Gekroent
Als ich älter wurde, änderten sich meine Gefühle, und heute weiß ich mein von der Göttin gegebenes Talent zu schätzen. Damals wollte ich aber einfach nur Krieger werden.“
„Aber du hast doch eben gesagt, dass du ein Krieger bist. Du musst deine Ausbildung am Schwert also fortgesetzt haben.“
„Stimmt. Zur großen Verwirrung meiner Eltern und meines Bildhauerlehrers. Sie fürchteten, ich würde mir einen Finger abhacken.“
Morrigan lachte, als er seine Hände hob, mit den Fingern wackelte und dann einige abknickte, so als hätte er sie abgeschnitten.
Er lachte mit ihr. Dann wurde er ernst und sagte: „Aber nie war ich so dankbar für meine Talente wie heute. Wäre ich nicht Partholons Meisterbildhauer, hätte man mich nicht gebeten, Kai hierherzubegleiten und die Statue für Myrna anzufertigen. Dann hätte ich dich nicht kennengelernt.“
Morrigan nickte abwesend und griff nach einem schlaffen Beutel, der mit einem Korken versehen war. Sie öffnete ihn vorsichtig, schnupperte am Inhalt und nahm einen Schluck des süßen, kühlen Weins. Dabei überlegte sie, wie sie ihre nächste Frage formulieren sollte. Endlich schaute sie auf und sah, dass Kegan sie beobachtete.

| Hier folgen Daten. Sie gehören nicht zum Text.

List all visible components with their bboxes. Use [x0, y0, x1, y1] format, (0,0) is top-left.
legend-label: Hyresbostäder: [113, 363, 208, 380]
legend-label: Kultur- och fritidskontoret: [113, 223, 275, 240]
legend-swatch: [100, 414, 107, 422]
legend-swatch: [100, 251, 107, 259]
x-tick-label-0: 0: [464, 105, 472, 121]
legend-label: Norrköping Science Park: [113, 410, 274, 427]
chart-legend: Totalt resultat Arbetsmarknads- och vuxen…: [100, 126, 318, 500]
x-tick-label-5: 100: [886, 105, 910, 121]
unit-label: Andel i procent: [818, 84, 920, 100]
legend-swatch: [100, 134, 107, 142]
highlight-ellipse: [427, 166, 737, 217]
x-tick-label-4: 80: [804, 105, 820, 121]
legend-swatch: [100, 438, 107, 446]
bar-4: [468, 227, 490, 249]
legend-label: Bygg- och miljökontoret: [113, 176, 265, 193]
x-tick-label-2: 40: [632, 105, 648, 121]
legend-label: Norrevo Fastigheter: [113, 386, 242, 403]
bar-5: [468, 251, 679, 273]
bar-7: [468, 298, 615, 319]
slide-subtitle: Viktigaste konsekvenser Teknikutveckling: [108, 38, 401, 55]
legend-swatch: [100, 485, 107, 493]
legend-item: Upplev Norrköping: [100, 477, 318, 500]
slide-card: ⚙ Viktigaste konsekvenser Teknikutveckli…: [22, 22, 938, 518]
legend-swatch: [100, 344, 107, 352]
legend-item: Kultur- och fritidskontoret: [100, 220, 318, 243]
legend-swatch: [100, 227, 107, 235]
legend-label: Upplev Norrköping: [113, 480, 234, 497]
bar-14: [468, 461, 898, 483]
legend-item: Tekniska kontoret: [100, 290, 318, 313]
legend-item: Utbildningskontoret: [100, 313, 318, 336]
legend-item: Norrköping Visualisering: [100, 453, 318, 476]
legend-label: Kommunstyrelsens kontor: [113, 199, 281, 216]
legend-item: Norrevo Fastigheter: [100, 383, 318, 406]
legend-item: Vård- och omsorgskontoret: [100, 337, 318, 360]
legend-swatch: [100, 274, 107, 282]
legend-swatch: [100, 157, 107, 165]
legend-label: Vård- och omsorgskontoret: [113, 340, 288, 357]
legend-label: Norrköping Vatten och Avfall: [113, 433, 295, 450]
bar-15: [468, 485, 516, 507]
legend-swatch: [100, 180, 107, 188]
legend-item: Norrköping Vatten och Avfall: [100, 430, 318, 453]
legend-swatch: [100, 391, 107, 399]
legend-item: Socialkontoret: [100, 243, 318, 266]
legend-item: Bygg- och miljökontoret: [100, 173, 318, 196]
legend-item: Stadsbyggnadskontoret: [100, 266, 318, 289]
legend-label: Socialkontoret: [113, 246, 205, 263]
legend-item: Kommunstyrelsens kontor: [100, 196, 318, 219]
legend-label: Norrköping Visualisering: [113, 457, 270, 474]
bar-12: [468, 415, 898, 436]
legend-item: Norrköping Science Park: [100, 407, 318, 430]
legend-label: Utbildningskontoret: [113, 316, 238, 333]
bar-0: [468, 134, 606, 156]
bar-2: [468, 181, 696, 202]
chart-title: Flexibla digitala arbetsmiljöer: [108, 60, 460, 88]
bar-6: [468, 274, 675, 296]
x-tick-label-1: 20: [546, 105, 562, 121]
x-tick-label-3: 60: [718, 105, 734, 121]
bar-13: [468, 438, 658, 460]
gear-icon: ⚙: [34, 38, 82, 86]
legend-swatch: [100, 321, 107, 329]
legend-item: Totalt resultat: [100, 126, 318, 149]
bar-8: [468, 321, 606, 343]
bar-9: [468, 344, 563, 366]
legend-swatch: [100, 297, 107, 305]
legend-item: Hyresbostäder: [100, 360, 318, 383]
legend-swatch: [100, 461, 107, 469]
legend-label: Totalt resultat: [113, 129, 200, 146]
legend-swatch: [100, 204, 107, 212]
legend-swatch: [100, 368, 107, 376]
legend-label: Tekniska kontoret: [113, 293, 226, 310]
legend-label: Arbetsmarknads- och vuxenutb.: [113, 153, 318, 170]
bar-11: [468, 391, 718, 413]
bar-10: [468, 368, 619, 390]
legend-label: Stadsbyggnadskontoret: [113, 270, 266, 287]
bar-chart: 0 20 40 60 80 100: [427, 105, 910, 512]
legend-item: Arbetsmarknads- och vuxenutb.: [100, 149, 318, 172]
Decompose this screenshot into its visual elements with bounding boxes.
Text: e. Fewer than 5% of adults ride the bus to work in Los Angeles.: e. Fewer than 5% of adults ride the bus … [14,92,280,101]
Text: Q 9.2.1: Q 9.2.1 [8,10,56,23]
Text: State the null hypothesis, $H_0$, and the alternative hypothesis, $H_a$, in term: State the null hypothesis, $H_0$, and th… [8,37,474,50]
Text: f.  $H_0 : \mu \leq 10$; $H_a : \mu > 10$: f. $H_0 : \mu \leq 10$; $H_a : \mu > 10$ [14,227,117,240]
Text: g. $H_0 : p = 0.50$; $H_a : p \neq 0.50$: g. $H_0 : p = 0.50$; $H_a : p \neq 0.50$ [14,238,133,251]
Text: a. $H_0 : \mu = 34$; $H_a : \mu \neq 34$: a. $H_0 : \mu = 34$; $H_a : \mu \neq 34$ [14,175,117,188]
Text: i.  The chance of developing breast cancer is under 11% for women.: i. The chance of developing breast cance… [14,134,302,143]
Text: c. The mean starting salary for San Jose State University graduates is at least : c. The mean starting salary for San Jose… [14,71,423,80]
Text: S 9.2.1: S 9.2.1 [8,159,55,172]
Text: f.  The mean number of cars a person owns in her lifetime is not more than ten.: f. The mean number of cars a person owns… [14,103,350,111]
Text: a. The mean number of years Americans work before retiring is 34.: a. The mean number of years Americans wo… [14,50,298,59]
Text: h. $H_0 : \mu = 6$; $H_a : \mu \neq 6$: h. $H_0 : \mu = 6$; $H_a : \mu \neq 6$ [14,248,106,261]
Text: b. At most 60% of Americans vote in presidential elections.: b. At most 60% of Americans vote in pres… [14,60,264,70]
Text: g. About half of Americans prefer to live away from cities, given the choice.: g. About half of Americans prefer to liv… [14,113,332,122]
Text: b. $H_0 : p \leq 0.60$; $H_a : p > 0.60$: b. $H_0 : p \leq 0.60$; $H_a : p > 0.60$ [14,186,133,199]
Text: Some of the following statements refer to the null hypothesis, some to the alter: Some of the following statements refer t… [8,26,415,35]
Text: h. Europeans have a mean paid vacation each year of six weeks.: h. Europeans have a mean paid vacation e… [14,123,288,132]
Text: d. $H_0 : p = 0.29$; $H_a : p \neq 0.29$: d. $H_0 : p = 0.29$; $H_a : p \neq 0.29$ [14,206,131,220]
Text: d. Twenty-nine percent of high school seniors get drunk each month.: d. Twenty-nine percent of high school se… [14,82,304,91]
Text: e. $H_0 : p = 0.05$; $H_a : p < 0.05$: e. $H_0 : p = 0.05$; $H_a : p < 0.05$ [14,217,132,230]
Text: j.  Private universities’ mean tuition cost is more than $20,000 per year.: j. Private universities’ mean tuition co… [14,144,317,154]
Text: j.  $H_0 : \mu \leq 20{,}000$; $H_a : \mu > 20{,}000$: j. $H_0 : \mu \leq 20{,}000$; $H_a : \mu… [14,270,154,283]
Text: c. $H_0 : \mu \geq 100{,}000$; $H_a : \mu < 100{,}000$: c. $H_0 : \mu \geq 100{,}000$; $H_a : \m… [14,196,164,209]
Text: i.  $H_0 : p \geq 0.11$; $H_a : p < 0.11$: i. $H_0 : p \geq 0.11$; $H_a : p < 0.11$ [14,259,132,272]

„Wie gut kanntest du Myrna?“
„Ziemlich gut. Ich habe ihr den Hof gemacht.“
Morrigan verspürte einen Stich. „Du warst mit Myrna zusammen?“
„Nein. Es wäre passender zu sagen, dass ich versucht habe, mit ihr zusammen zu sein. Myrna war jedoch nie an mir interessiert oder an einem der anderen Zentauren, die sie umworben haben. Sie kannte den Mann, den sie schließlich heiratete, schon seit sie beide noch Kinder waren. Er hat ihr Herz früh für sich gewonnen und es behalten. Das war Lady Rhiannon meines Wissens gar nicht recht. Doch nachdem die beiden erst einmal vermählt waren, schien er akzeptiert worden zu sein.“
„Warte mal. Myrnas Eltern waren mit ihrem Ehemann nicht einverstanden?“
Kegan steckte sich ein Stück Käse in den Mund und sagte: „Dass Lady Rhiannon nicht erfreut war, ist nur mein Eindruck. Wenn du die Wahrheit wissen willst, musst du Kai fragen. Er steht Eponas Auserwählter und ClanFintan sehr nahe. Ich glaube, sie hatten gar nichts gegen Grant, sondern ihnen gefiel es nicht, dass Myrna sich einen Menschen zum Partner erwählt hatte.“
Morrigan verstaute das, was Kegan über Kai gesagt hatte, sorgfältig in einer Ecke ihres Gehirns. Dann erinnerte sie sich an das,was Birkita ihr über Zentauren und Eponas Auserwählte erzählt hatte, und mit einem Mal verstand sie den Sinn hinter Kegans Worten. „Myrnas Wahl eines menschlichen Partners bedeutete, dass sie nicht die Nachfolge ihrer Mutter als Auserwählte Eponas antreten würde.“
Kegan nickte und kaute nachdenklich auf einem weiteren Stück Käse. Dann sagte er: „Du siehst aus wie sie.“
Morrigan hatte sich zwar gedanklich darauf vorbereitet, dass so etwas kommen würde, trotzdem wurde ihr Körper bei seinen Worten taub. „Ich sehe aus wie Myrna?“, fragte sie und versuchte, ihrer Stimme die richtige Dosis Ungläubigkeit zu verleihen.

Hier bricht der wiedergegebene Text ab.